Modan M, Halkin H
Department of Clinical Epidemiology, Chaim Sheba Medical Center, Tel-Hashomer, Israel.
Diabetes Care. 1991 Jun;14(6):470-87. doi: 10.2337/diacare.14.6.470.
The association of obesity with hypertension has been amply demonstrated in cross-sectional, longitudinal, and dietary-intervention studies, but the mechanisms remain enigmatic. Both conditions are independently characterized by similar metabolic alterations, i.e., glucose intolerance, dyslipoproteinemia, elevated serum uric acid, and inadequate Na+ transport. Obesity, hypertension, and these metabolic alterations are associated with hyperinsulinemia/insulin resistance. The degree of these alterations is lowest in lean hypertensives, intermediate in obese normotensives, and greatest in obese hypertensives, but mortality risk is highest in lean hypertensives. This apparent discrepancy may be related to the divergent hemodynamic characteristics, possibly indicating different etiology, of lean and obese hypertensives, i.e., contracted blood volume, increased total vascular peripheral resistance, and normal sympathetic drive in the former, expanded blood volume, normal peripheral resistance, and increased sympathetic drive in the latter. Current knowledge suggests that the interrelationships of obesity and hypertension with the metabolic alterations could be mediated by high carbohydrate and fat consumption and low physical activity, resulting in obesity and separate pathways in hyperinsulinemia and increased sympathetic drive, leading to a double vicious cycle. In one, hyperinsulinemia and the consequent insulin resistance would compound one another. In the second, the increasing hyperinsulinemia would increasingly stimulate the sympathetic nervous system. This double vicious cycle could result in increasing hemodynamic and metabolic derangements causing hypertension, diabetes, and atherosclerotic cardiovascular disease (ASCVD).
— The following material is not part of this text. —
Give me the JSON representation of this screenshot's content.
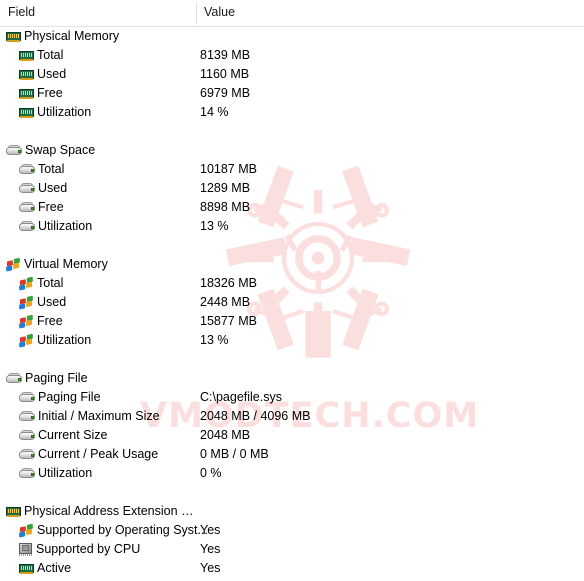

The association of lean hypertension with ASCVD may be through other mechanisms, e.g., hemodynamic forces on the vascular endothelium.
肥胖与高血压之间的关联已在横断面研究、纵向研究和饮食干预研究中得到充分证实,但其机制仍不明朗。这两种情况各自的特征都是类似的代谢改变,即葡萄糖耐量异常、血脂蛋白异常血症、血清尿酸升高以及钠转运不足。肥胖、高血压以及这些代谢改变都与高胰岛素血症/胰岛素抵抗有关。这些改变的程度在瘦型高血压患者中最低,在肥胖正常血压者中处于中等水平,而在肥胖高血压患者中最高,但瘦型高血压患者的死亡风险最高。这种明显的差异可能与瘦型和肥胖型高血压患者不同的血流动力学特征有关,这可能表明其病因不同,即前者血容量减少、总血管外周阻力增加且交感神经驱动力正常,而后者血容量增加、外周阻力正常且交感神经驱动力增加。目前的知识表明,肥胖和高血压与代谢改变之间的相互关系可能是由高碳水化合物和脂肪摄入以及低体力活动介导的,从而导致肥胖以及高胰岛素血症和交感神经驱动力增加的不同途径,进而形成双重恶性循环。在一个循环中,高胰岛素血症及其导致的胰岛素抵抗会相互加剧。在第二个循环中,不断增加的高胰岛素血症会越来越多地刺激交感神经系统。这种双重恶性循环可能导致血流动力学和代谢紊乱不断加剧,从而引发高血压、糖尿病和动脉粥样硬化性心血管疾病(ASCVD)。瘦型高血压与ASCVD之间的关联可能是通过其他机制,例如血管内皮上的血流动力学作用力。